Evolution of morphology in UHMWPE following accelerated aging: the effect of heating rates.

Accelerated aging methods are used to evaluate the oxidative stability of UHMWPE components for total joint replacements. In this study, we traced the evolution of the crystalline morphology during accelerated thermal aging of UHMWPE in air with the intent of explaining previous, counterintuitive heating rate effects. GUR4150HP extruded rod stock material was machined into miniature (0.5 mm thick) specimens that were either gamma irradiated in air or in nitrogen (27 +/- 3 kGy) or left unirradiated (control). Accelerated aging in an air furnace (at 80 degrees C, atmospheric pressure) was performed on half of the test samples at a heating rate of 0.1 degrees C/min and at 5 degrees C/min for the remaining half.

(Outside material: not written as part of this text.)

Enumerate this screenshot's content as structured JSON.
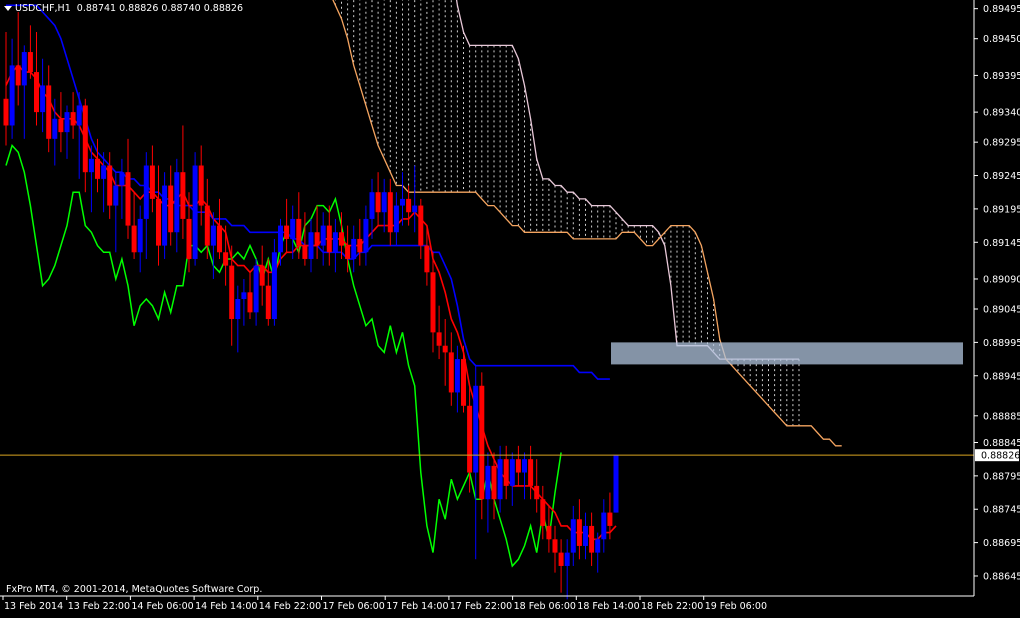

Although the initial heating rate, as measured by changes in density, did influence the absolute degradation rate by up to 214%, the heating rate effect did not appear to influence the relative ranking of UHMWPE in terms of its oxidative stability. The heating rate effect is more consistent with a kinetic mechanism of the oxidation process than it is with a previously hypothesized diffusion mechanism. UHMWPE morphology, as characterized using a transmission electron microscope (TEM), demonstrated considerable rearrangement of the crystalline regions as a result of the accelerated aging. The stacking of the lamellae observed after accelerated aging was not consistent with the morphology of naturally aged UHMWPE components. The observed differences in crystalline morphology likely result from the enhanced mobility of the polymer chains due to thermal aging and may be analogous to an annealing process.